Of course, we started working with Zabbix after a lot of tests and simulations, but a test environment isn't the same as most customers' environments.
In our first project with Zabbix in a large environment (Zabbix version 1.4), we had no Zabbix proxy, caches, or any buffer inside the Zabbix server. Of course, we experienced a lot of troubles regarding performance. We started this project using the Oracle database (because our customer wanted it). After working on this project for some weeks, we began to realize that our performance could be degraded. Our Zabbix GUI was unresponsive, and we were getting some screen errors saying something related to table locks. At such times, the Zabbix database used to execute a lot of SQL update operations in a table called ids
. The ids
table is very short, with an unexpressive column and row amount. But why did we get these errors? How was Zabbix doing its work?
At this point in time, we asked Zabbix SIA about this behavior. They told us that we had no performance issues with the Zabbix server, but had issues with the Oracle database. We received this information and thought that maybe the application (the Zabbix server) has no performance issues, so let's tune the Oracle database. Therefore, we started working hard on tuning a lot of Oracle parameters.

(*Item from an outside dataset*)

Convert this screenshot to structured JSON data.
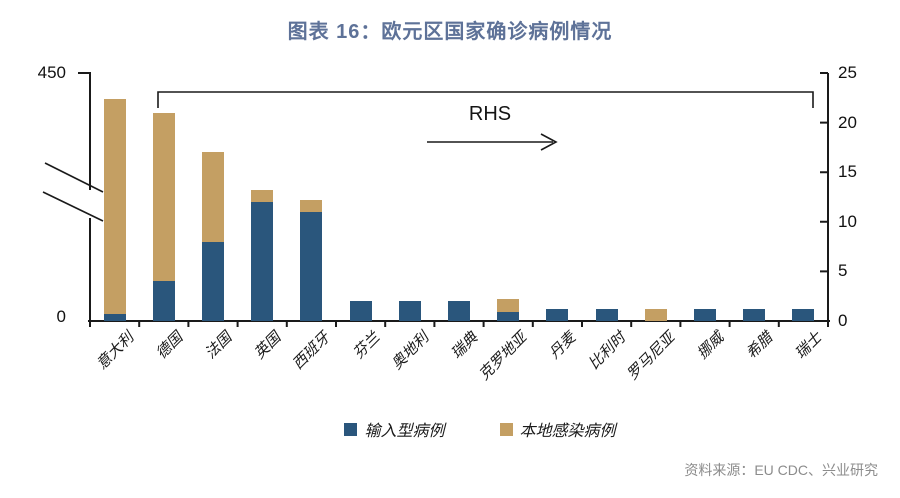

Our Oracle DBAs adjusted all the possible parameters to improve our performance. But we still had performance issues, even though they were few. At this point (2007 to 2008), we were stuck with the project and went back to the planning table.
Our Zabbix-certified guys began a deep investigation to know exactly how (by SQL statements or TCP/IP stack), when (while gathering new values or accessing gathered data), why (to clean-up old data or to create trends data), by whom (the Zabbix server pollers processes or Zabbix server trappers processes), and with how much effort Zabbix will be needed to execute all tasks.
Of course, we have new features nowadays, and it is easier to manage performance. When we started working with Zabbix, we used to read the Zabbix forum threads, looking for a magical solution to our errors. But our environment was not the same, as some specific tuning was made. I mean, zabbix_server.conf
, which works like a charm on my environment, can be bad for you.
From the Zabbix forums, it is possible to get a lot of tricks and tips on how to improve Zabbix's performance. Some say they are happy with Zabbix's performance in a large environment and others say they are unhappy with it in a small environment.
But you really need to know about Zabbix's internal tasks, flows, and process. You also need to know about your environment. After using all of this knowledge, you will experience the best monitoring tool you ever knew.